Илюшка появился через десять минут - рассеянный, с бледным помятым лицом, усталый.
– Ты чего?
– Каукалов ощупал глазами напарника.
– Будто под лошадь попал.
– Переспал, - вяло отозвался Аронов.
– С кем?
– попытался пошутить Каукалов.
– Если бы было с кем - ты бы меня таким не увидел. Просто переспал вместо восьми часов продрых
Каукалов выставил на стол несколько бутылок, белый хлеб, масло, банку красной камчатской икры, плоский пластиковый пакет с аппетитно нарезанной осетриной. Аронов взял пакет в руки, близоруко поднес к глазам, хотя не был близоруким: видать, действительно здорово переспал.
– Пишут, что рыба - астраханская, а на самом деле - какая-нибудь бакинская, пахнущая нефтью, либо махачкалинская, со свинцовой крошкой, политая кровью пограничников.
– Плевать, чья она и с чем... Главное, чтобы вкусная была.
– И без червей, - добавил Аронов.
– Знаешь, что произошло?
– поймав влажный, сделавшийся испуганным, взгляд Илюшки, Каукалов рассказал о звонке старика Арнаутова.
Бледное Илюшкино лицо задрожало, он притиснул к губам ладонь, отвел повлажневшие глаза и едва слышно выругался:
– В-вот черт!
– Затем простудно шмыгнул носом.
– А если нас найдут?
– Да ты что!
– Каукалов взял со стола бутылку пива, сколупнул с неё железную пробку-нахлобучку.
– Хочешь покажу, как у нас в армии деды-умельцы пили водку?
– Ну!
– Делали это очень просто, - Каукалов раскрутил в руке бутылку пива, потом, присосавшись ртом к горлышку, резко приподнял донышко, раскрученное пиво разом, будто сверло, вошло Каукалову в горло и громко забулькало внутри. Лицо у него сделалось красным, глаза словно бы туманом подернулись. Он откашлялся.
– Я еле-еле с пивом совладал, а они запросто справлялись с целым огнетушителем водки.
– Он поднялся, достал из холодильника бутылку "смирновской", на которой было написано "Столовое вино № 21".
– Будешь? В качестве довеска к пиву?
Аронов поежился:
– Боязно.
– Тебе чуть водки выпить боязно, а они по целой бутыли выдували - и ни в одном глазу. Пивом же - лакировали желудок. Чтобы запах изо рта шел не такой ядреный.

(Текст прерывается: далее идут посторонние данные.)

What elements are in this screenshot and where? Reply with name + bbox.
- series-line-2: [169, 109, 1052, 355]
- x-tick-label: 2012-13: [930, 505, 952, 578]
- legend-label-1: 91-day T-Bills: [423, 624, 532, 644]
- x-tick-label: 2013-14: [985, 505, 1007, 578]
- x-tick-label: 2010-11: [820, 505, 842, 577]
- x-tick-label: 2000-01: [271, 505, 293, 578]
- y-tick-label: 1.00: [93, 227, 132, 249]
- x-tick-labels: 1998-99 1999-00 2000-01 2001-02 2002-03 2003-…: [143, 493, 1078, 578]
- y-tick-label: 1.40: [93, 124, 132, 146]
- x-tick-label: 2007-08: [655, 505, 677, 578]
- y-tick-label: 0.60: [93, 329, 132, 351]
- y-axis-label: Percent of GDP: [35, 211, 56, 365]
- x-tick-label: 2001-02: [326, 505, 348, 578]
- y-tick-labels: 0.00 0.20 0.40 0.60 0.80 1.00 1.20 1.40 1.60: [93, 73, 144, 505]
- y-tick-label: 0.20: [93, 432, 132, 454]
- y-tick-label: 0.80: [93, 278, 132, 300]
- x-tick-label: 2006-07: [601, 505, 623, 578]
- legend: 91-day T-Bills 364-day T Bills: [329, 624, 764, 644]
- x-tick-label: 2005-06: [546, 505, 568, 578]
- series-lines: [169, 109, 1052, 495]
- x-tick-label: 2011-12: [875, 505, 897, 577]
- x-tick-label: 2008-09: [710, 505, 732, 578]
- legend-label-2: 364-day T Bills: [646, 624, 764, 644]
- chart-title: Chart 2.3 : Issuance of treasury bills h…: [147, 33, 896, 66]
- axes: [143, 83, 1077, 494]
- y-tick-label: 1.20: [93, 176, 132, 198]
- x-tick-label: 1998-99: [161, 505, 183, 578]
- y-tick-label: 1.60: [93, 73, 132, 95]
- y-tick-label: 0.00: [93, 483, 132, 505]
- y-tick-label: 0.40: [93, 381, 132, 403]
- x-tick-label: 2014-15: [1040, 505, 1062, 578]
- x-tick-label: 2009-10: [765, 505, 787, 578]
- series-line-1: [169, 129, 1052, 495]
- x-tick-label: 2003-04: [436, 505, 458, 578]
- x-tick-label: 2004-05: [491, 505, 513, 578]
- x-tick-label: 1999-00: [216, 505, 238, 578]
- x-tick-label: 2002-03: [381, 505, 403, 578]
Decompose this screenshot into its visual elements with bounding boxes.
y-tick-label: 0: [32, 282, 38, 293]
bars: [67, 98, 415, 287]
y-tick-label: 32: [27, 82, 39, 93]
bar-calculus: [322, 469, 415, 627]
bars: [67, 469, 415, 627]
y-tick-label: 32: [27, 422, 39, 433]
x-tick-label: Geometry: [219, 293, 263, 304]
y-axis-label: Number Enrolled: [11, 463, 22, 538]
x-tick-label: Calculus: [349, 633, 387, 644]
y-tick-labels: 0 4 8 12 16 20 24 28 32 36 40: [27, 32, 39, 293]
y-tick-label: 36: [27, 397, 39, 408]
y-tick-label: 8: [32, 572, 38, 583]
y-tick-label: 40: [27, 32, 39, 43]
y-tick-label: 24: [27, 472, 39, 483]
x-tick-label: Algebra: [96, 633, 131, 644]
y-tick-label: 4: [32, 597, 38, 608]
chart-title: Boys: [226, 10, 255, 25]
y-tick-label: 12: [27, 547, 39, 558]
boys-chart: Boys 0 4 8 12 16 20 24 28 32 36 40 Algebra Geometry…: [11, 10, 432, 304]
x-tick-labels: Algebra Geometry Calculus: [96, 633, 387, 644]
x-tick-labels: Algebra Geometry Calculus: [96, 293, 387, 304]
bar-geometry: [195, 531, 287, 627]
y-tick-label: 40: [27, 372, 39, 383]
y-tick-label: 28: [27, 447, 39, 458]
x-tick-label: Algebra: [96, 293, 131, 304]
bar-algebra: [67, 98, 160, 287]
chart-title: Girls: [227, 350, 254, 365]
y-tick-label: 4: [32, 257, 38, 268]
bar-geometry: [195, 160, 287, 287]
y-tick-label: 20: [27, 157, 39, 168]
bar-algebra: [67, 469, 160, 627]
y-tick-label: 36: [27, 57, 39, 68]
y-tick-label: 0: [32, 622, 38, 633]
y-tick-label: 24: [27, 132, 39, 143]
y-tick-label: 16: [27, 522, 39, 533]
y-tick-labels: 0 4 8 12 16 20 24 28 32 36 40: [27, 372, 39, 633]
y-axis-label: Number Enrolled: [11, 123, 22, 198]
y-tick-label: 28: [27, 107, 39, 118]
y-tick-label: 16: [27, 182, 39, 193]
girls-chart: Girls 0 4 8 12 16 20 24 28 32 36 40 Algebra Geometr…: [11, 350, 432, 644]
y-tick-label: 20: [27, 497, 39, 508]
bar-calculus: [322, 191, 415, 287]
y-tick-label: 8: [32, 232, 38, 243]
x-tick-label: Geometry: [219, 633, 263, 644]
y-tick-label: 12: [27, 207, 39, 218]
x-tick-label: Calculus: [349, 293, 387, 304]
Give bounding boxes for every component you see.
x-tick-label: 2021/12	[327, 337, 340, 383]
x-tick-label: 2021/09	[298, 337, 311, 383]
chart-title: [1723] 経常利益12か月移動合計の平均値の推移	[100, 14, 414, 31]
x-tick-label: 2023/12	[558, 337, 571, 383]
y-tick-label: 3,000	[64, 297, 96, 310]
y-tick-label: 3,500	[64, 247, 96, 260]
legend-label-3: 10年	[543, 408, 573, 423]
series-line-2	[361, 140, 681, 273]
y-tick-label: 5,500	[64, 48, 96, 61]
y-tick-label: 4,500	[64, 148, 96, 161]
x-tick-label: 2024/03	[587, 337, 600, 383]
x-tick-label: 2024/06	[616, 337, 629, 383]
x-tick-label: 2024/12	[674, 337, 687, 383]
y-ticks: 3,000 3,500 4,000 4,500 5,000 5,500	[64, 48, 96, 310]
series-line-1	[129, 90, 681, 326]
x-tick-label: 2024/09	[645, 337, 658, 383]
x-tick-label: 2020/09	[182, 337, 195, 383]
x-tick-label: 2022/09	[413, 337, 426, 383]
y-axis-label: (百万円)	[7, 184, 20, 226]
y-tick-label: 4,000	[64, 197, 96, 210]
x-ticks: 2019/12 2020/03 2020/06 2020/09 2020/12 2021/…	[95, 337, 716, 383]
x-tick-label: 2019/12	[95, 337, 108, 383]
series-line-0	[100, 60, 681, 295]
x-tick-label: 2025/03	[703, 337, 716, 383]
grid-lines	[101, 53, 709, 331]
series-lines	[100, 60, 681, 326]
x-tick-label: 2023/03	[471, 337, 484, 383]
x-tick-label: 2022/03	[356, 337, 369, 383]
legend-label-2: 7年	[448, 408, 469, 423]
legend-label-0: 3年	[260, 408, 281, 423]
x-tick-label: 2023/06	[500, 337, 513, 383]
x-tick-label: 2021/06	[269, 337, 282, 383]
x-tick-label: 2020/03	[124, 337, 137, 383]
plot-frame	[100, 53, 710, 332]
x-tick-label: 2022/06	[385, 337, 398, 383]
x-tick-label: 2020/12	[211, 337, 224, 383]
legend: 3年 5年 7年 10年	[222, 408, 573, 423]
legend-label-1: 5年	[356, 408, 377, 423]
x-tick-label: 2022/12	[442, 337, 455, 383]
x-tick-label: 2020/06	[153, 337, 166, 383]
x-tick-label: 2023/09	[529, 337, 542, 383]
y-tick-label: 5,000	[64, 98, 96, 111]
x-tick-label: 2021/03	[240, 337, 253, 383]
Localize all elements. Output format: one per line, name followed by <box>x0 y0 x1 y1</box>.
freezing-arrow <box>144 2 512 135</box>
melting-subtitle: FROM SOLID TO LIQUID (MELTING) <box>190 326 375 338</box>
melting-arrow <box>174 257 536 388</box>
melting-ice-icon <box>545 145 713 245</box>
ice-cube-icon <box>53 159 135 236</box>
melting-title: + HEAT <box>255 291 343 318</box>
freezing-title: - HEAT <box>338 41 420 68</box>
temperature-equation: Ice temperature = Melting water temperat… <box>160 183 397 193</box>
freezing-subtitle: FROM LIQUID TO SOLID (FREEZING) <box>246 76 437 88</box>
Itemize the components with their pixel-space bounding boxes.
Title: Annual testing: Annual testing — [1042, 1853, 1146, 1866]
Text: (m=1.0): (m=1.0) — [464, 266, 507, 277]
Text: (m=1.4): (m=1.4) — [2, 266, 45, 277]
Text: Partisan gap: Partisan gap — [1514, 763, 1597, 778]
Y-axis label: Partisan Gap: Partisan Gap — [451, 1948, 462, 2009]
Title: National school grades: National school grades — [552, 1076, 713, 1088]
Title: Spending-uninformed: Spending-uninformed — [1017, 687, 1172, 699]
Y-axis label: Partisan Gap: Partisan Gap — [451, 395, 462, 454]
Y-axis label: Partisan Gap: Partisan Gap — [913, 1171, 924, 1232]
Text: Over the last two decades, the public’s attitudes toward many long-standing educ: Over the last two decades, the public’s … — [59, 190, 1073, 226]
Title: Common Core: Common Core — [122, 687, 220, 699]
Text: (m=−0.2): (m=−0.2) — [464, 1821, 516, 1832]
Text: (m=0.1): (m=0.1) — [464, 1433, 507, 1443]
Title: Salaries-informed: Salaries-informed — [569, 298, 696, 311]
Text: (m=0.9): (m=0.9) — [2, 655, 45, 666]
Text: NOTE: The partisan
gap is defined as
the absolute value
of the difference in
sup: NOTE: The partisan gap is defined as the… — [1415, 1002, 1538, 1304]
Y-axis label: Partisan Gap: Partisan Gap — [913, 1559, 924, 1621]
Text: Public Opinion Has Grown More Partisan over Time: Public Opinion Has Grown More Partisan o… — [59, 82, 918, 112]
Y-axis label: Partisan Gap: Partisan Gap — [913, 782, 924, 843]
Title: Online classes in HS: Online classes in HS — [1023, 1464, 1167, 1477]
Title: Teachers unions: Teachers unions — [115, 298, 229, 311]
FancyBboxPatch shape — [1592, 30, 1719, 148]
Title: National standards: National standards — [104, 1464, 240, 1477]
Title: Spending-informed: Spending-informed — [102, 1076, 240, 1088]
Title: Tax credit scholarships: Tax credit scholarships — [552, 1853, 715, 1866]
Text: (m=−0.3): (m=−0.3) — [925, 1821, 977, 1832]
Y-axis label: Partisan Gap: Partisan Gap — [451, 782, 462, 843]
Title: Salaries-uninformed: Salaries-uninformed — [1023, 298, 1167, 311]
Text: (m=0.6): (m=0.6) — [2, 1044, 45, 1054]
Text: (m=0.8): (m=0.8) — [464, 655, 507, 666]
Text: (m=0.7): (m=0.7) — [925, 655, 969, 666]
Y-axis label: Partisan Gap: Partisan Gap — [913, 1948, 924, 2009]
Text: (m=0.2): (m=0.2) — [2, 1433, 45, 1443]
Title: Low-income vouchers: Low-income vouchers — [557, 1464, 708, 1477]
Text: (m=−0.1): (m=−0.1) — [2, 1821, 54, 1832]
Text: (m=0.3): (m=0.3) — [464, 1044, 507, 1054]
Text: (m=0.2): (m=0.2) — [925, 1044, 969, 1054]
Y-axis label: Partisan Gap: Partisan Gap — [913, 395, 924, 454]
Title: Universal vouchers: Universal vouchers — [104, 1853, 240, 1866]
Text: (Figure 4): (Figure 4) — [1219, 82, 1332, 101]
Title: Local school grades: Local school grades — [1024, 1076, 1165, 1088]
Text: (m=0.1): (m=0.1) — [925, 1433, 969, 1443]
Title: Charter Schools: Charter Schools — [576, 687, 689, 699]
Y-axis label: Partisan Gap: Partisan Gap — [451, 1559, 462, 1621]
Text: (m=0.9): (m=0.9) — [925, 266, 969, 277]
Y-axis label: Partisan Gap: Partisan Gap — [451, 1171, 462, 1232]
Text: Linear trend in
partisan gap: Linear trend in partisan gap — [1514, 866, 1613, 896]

– Каукалов выпил стопку водки, крякнул.
– И как её пьют люди - не понимаю.
Лицо у него обмякло, покраснело, он взял вторую бутылку пива, бережно стер с её бока влажный туман, снова лихо и точно раскрутил и повторил аттракцион. Пиво ни на секунду не задержалось у него во рту, не застряло в горле - в тот же миг очутилось в желудке.
– А ты не опьянеешь?
– спросил Аронов.
– Постараюсь не опьянеть.
– Что будем делать, Жека?
– Глаза у Ильи повлажнели ещё больше, из коричневых, темно-кофейных превратились в черные. Каукалов глянул на напарника и буквально споткнулся об эти напряженные испуганные глаза. Вздохнул и отвел взгляд.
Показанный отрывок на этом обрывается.